Although the general characteristics of the Hogan Personality Inventory can easily be seen in a person’s day-to-day behavior, the performance risks assessed by the HDS will only be seen in situations where the person is not actively managing his or her public image. These situations might include those involving high stress or change, multi-tasking, task saturation or accomplishment, poor person-job fit, or when people feel so comfortable with those with whom they work that they no longer manage their public image. The Hogan Development Survey (HDS) evaluates 11 behavioral tendencies that can derail careers. In the book "Why CEOs Fail", Dotlich and Cairo document the pervasiveness and negative impact of these tendencies among executives. Self-awareness is the key to avoiding the negative consequences associated with these tendencies. The HDS is the only business-related inventory that measures these dysfunctional behavioral patterns.
Features of the HDS
- Designed to predict barriers to a successful career
- Over 50,000 people have completed the HDS — most of these individuals have worked in sensitive individual contributor or leadership positions
- Extensive validation studies in over 50 of the Fortune 500 companies
- User-friendly reports available for selection or development
No adverse impact — there are no significant gender, age, or ethnic differences in HDS scale scores
- Fully Internet enabled
- Available in multiple languages
- Assessment takes approximately 20 minutes online
What the HDS Measures
The Hogan Development Survey (HDS) is comprised of 11 scales measuring behavioral tendencies that impede success. The scales are interpreted in terms of risk — higher scores indicate greater potential for problems on the job. The following are the 11 scales with a brief description of the tendencies associated with higher scores.

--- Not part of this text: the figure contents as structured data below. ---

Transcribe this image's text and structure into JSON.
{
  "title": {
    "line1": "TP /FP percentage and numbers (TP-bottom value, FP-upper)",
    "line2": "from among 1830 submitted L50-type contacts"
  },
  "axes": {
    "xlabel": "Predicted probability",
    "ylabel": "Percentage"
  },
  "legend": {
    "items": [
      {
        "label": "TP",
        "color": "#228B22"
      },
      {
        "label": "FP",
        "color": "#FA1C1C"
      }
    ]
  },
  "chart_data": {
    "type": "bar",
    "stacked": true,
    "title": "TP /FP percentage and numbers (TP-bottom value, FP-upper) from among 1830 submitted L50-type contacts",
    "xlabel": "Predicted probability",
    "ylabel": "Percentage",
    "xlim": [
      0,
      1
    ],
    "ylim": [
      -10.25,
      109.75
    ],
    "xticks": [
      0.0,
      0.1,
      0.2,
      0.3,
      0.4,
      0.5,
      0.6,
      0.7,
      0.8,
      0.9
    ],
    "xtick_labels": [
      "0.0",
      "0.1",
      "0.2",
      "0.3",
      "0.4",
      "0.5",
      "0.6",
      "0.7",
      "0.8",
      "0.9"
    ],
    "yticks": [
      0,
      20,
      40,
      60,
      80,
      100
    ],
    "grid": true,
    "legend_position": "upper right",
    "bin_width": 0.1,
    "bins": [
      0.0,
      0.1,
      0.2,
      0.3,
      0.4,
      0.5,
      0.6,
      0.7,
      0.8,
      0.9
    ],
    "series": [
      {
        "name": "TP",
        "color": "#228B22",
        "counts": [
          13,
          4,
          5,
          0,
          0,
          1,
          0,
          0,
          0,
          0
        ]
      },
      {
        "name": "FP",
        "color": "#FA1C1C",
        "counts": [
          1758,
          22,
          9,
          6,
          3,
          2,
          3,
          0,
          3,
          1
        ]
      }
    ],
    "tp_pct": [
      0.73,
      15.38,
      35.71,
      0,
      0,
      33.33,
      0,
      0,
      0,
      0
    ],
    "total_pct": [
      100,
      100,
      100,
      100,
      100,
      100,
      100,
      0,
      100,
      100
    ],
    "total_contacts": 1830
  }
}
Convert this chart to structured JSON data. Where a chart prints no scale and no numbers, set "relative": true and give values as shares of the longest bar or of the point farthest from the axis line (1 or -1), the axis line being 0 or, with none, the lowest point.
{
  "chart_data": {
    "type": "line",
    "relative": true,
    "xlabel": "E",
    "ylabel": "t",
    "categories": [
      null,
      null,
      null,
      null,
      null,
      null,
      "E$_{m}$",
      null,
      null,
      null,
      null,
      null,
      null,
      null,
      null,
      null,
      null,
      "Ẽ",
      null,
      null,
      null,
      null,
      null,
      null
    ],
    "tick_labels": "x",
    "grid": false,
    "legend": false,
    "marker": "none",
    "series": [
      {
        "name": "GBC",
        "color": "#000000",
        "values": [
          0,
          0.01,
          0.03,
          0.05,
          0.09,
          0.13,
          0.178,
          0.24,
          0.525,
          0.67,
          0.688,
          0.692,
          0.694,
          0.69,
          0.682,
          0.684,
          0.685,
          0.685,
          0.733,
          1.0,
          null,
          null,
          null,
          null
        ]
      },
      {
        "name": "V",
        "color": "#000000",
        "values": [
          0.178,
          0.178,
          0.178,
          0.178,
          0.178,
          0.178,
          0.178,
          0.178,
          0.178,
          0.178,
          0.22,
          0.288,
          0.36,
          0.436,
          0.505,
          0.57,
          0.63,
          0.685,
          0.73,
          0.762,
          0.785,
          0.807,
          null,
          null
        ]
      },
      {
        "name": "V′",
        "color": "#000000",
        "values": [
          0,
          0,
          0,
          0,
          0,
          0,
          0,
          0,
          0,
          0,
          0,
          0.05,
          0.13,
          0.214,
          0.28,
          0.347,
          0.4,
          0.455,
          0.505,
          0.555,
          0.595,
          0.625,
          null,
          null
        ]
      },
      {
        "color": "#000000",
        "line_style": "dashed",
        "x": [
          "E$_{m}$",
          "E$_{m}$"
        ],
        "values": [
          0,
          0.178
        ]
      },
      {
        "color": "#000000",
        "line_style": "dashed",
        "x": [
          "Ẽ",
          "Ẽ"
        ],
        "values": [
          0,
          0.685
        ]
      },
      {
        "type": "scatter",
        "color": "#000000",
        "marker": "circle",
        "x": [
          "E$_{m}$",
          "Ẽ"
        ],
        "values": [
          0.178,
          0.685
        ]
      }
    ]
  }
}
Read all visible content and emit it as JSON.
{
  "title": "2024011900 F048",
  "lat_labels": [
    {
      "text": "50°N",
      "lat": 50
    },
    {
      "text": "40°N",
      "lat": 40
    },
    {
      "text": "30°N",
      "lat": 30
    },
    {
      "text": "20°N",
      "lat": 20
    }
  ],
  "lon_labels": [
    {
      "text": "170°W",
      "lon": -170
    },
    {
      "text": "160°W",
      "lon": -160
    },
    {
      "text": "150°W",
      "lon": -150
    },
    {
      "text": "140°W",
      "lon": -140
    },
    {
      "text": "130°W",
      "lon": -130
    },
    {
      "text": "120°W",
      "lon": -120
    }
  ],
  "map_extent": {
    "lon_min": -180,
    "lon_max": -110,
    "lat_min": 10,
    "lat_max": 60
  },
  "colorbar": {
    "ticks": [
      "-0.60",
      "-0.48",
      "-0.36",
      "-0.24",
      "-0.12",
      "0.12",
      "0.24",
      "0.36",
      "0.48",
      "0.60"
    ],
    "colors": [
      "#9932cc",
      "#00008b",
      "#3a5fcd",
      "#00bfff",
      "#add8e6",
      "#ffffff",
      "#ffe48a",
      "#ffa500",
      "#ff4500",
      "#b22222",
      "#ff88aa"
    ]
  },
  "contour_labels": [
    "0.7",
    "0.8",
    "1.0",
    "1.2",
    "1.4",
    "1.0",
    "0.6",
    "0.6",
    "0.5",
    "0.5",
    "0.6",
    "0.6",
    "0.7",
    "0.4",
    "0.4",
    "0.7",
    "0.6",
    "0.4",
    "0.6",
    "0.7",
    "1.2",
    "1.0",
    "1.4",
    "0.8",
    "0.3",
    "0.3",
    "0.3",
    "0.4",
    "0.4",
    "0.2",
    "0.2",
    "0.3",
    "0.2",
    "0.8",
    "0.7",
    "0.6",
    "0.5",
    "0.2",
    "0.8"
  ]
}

- Excitable - Moody, easily annoyed, hard to please, and emotionally volatile
- Skeptical - Distrustful, cynical, sensitive to criticism, and focused on the negative
- Cautious - Unassertive, resistant to change, risk-averse, and slow to make decisions
- Reserved - Aloof, indifferent to the feelings of others, and uncommunicative
- Leisurely - Overtly cooperative, but privately irritable, stubborn, and uncooperative
- Bold - Overly self-confident, arrogant, with inflated feelings of self-worth
- Mischievous - Charming, risk-taking, limit-testing and excitement-seeking
- Colorful - Dramatic, attention-seeking, interruptive, and poor listening skills
- Imaginative - Creative, but thinking and acting in unusual or eccentric ways
- Diligent - Perfectionistic, hard to please, and micromanaging
- Dutiful - Eager to please and reluctant to act independently or against popular opinion
Applications of the HDS
- Personnel Selection — Evaluates dysfunctional tendencies that negatively impact job and team performance. The HDS reveals themes and issues that may not surface in a traditional job interview.
- Coaching — Provides the basis for a behaviorally-oriented coaching process. The HDS development section is an ideal addition to a coach's tool kit because it focuses on high-impact tendencies and identifies issues whose resolution yields a significant return on a customer's investment.
- Team Building — Highlights disruptive tendencies that cause team conflicts. HDS results point out individual issues that negatively impact team performance.